Il y a une montée d’adrénaline lorsque tu es devant une scène car tu sais que tu es limité pour shooter, pour faire le maximum en un minimum de temps, et c’est ce “challenge”, cette montée d’adrenaline qui fait que je peux pas me passer de cette passion addictive.

eMaginarock : Comment travailles-tu, quel matériel utilises-tu ?

Yann : Je shoote avec un Canon 6D et un Canon 7D MKII. Et en objectifs, Tamron 24-70mm F2.8 ainsi qu’un Tamron 70-200mm F2.8.
Quand au “travail” en lui même, cela dépend des conditions qui sont souvent changeantes. Donc il faut pouvoir s’adapter très rapidement aux conditions de lumières en place. Y a pas vraiment de recettes je pense. C’est un peu à l’instinct en fait.

eMaginarock : Comment travailles-tu en post-prod ? Quel logiciel utilises-tu ?

Yann :Après avoir utilisé Photoshop, je suis passé sur Lightroom qui permet un traitement en lot plus intéressant. Mais je ne maîtrise pas trop cet outil quand je vois les autres collègues photographes qui bossent avec, je me dis que j’aurais bien besoin de leçons. Ce que je vais certainement faire rapidement.

eMaginarock : Comment considères-tu ton boulot de photographe live ? Quelle est la vision qu’en ont les gens ?

Yann : Difficile de répondre à cette question !! Disons que le fait d’avoir plusieurs photographes devant un groupe ou une soirée, permet aux gens d’avoir des visions et des regards différents d’un même spectacle.
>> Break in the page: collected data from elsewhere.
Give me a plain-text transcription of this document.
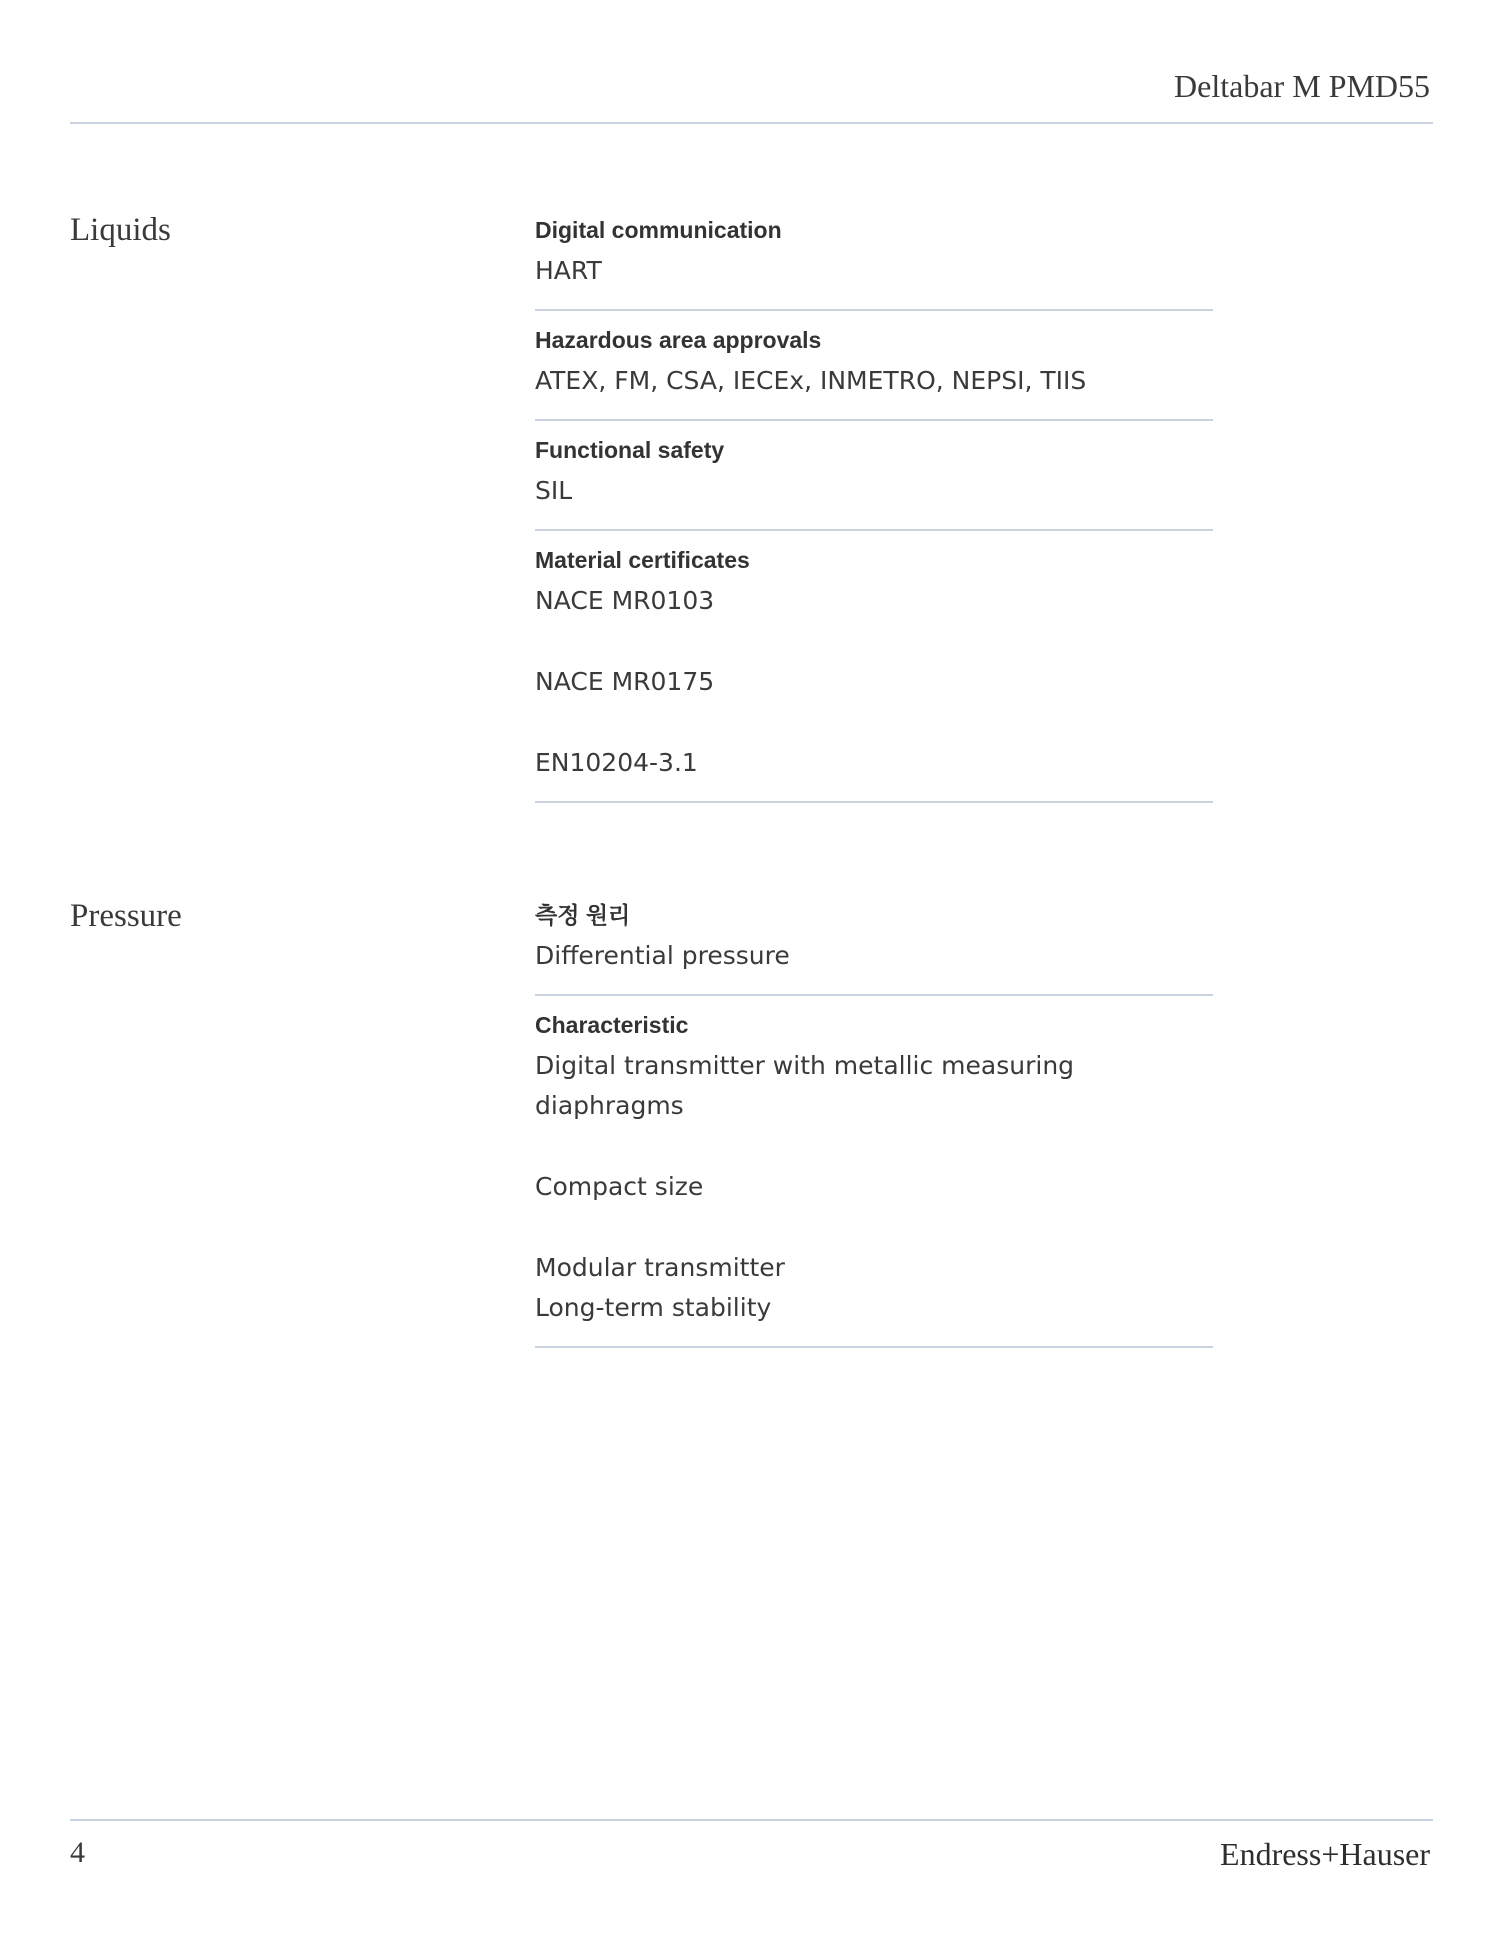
Deltabar M PMD55
Liquids	Digital communication
HART
Hazardous area approvals
ATEX, FM, CSA, IECEx, INMETRO, NEPSI, TIIS
Functional safety
SIL
Material certificates
NACE MR0103
NACE MR0175
EN10204-3.1
Pressure	측정 원리
Differential pressure
Characteristic
Digital transmitter with metallic measuring diaphragms
Compact size
Modular transmitter
Long-term stability
4	Endress+Hauser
Si tu n’avais qu’un seul photographe pour une tournée d’un groupe, comme cela est quelquefois le cas, tu n’aurais qu’une seule vision, et encore, celle que l’on veut bien donner. Voilà pourquoi je pense que c’est bien qu’il y ai plusieurs photographes à chaque fois sur un concert. Même si ce n’est pas moi !!!
Pour souvent faire des photos en Province, les gens ont souvent plus de respect pour le travail du photographe. Que ce soit pour les conditions devant la scène, ou les lumières.
A Paris, des fois ce n’est pas le cas. Mais, je considère quand même que cela reste une passion, et qu’il ne faut pas que cela devienne une contrainte. Il faut qu’il y ait du plaisir, l’envie de partager des moments avec des potes, s’amuser. Le jour où il n’y aura plus tout ça, je m’arrêterais.

eMaginarock : Quelle est la plus grosse claque que tu te sois pris sur un live (en tant que photographe) ?
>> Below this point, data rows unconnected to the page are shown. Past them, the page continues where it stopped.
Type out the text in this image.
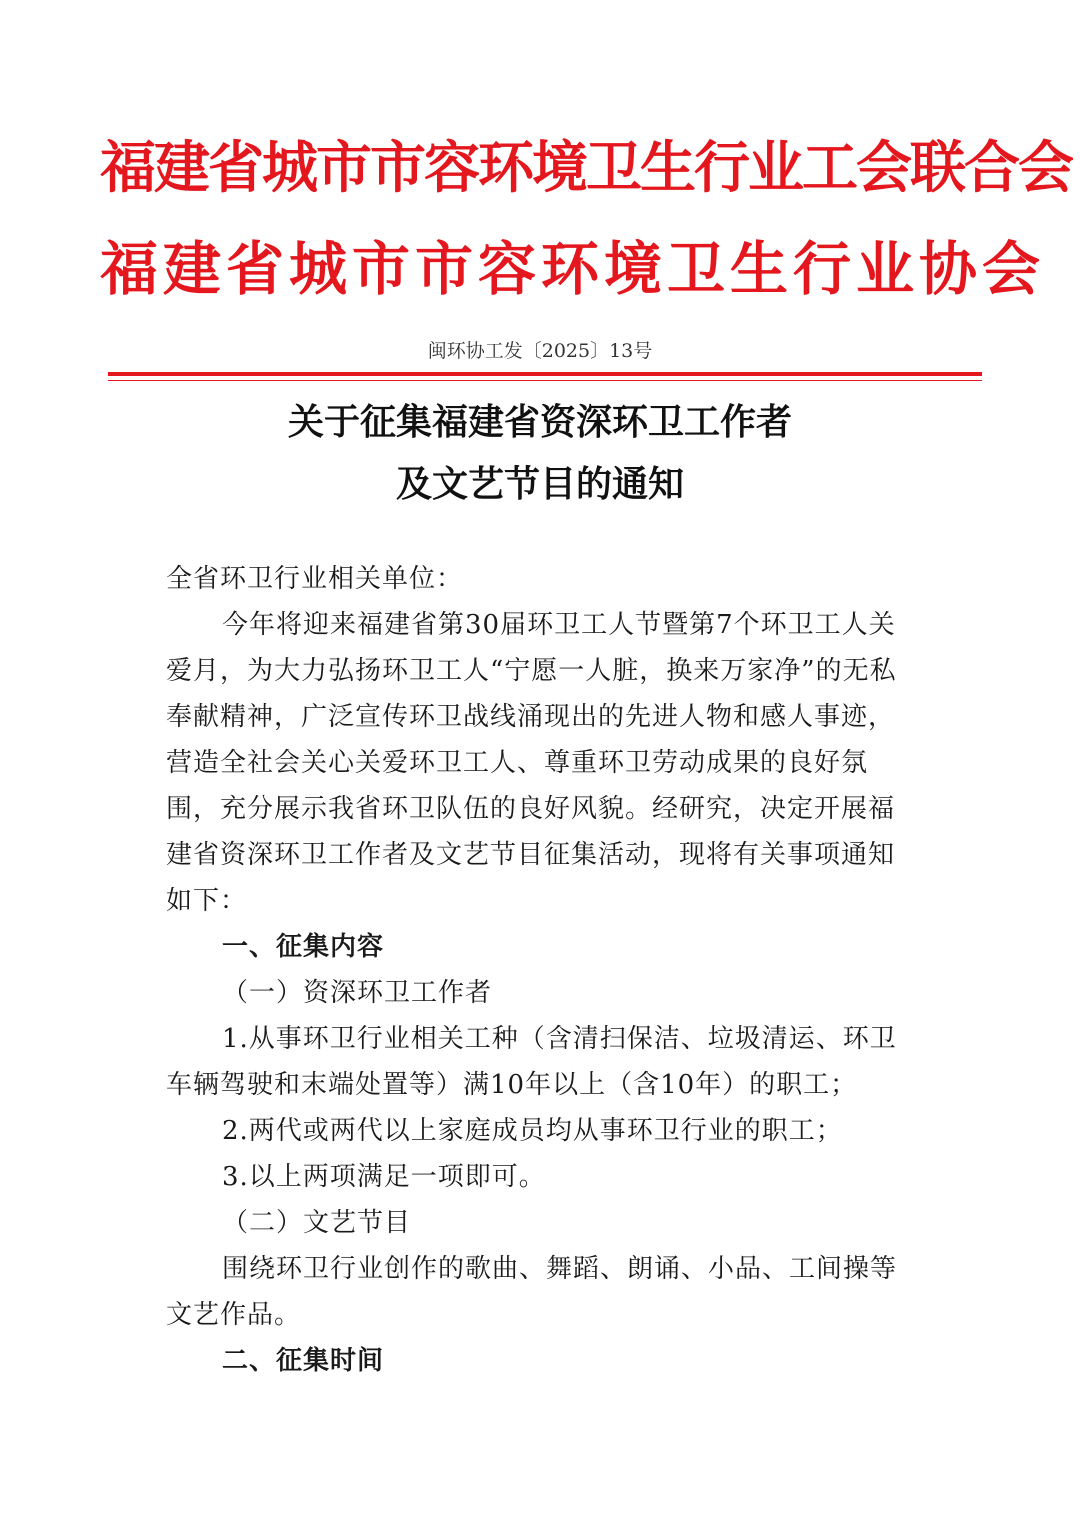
福建省城市市容环境卫生行业工会联合会
福建省城市市容环境卫生行业协会
闽环协工发〔2025〕13号
关于征集福建省资深环卫工作者
及文艺节目的通知

全省环卫行业相关单位：

今年将迎来福建省第30届环卫工人节暨第7个环卫工人关爱月，为大力弘扬环卫工人“宁愿一人脏，换来万家净”的无私奉献精神，广泛宣传环卫战线涌现出的先进人物和感人事迹，营造全社会关心关爱环卫工人、尊重环卫劳动成果的良好氛围，充分展示我省环卫队伍的良好风貌。经研究，决定开展福建省资深环卫工作者及文艺节目征集活动，现将有关事项通知如下：

一、征集内容

（一）资深环卫工作者

1.从事环卫行业相关工种（含清扫保洁、垃圾清运、环卫车辆驾驶和末端处置等）满10年以上（含10年）的职工；

2.两代或两代以上家庭成员均从事环卫行业的职工；

3.以上两项满足一项即可。

（二）文艺节目

围绕环卫行业创作的歌曲、舞蹈、朗诵、小品、工间操等文艺作品。

二、征集时间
Yann : Il y en a eu pas mal. Je me souviens d’un concert d’Iggy Pop à Lille où même si nous n’avions eu que 2 morceaux pour faire des photos, cela avait été grandiose.
Ah oui, il y a eu le concert de BB King au Nice Jazz Festival. Il était déjà malade, mais ce soir là avait été magique.
Mon plus grand souvenir restera quand même un concert de Buddy Guy à Enghien où, je sais pas si tu as déjà connu ça, je me sentais en parfaite communion avec lui et sa musique, comme si je savais ce qu’il allait faire. Bref très difficile à expliquer, mais grand grand souvenir

eMaginarock : Et a contrario quel est ton pire souvenir (en que photographe) ?

Yann : Quelques concerts où durant les morceaux pendant lequel tu es autorisé à faire des photos, l’artistes restent en fond de scène, et donc tu n’as rien, ou un petit bout de tête. Ca m’est arrivé plusieurs fois. Ou alors une quasi absence de lumières sur les trois premiers morceaux et par la suite des lights à tout casser, mais voilà, t’as plus le droit de faire des photos. Des concerts où au moment de rentrer dans la salle, le manager du groupe décide qu’il n’y aura pas de photos finalement, malgré ton accreditation. Donc 1h30 de route pour rien.
Mais c’est quand même assez rare.

eMaginarock : Le média pour lequel tu travailles te laisse-t-il toute latitude sur tes photos et tes choix de concert ?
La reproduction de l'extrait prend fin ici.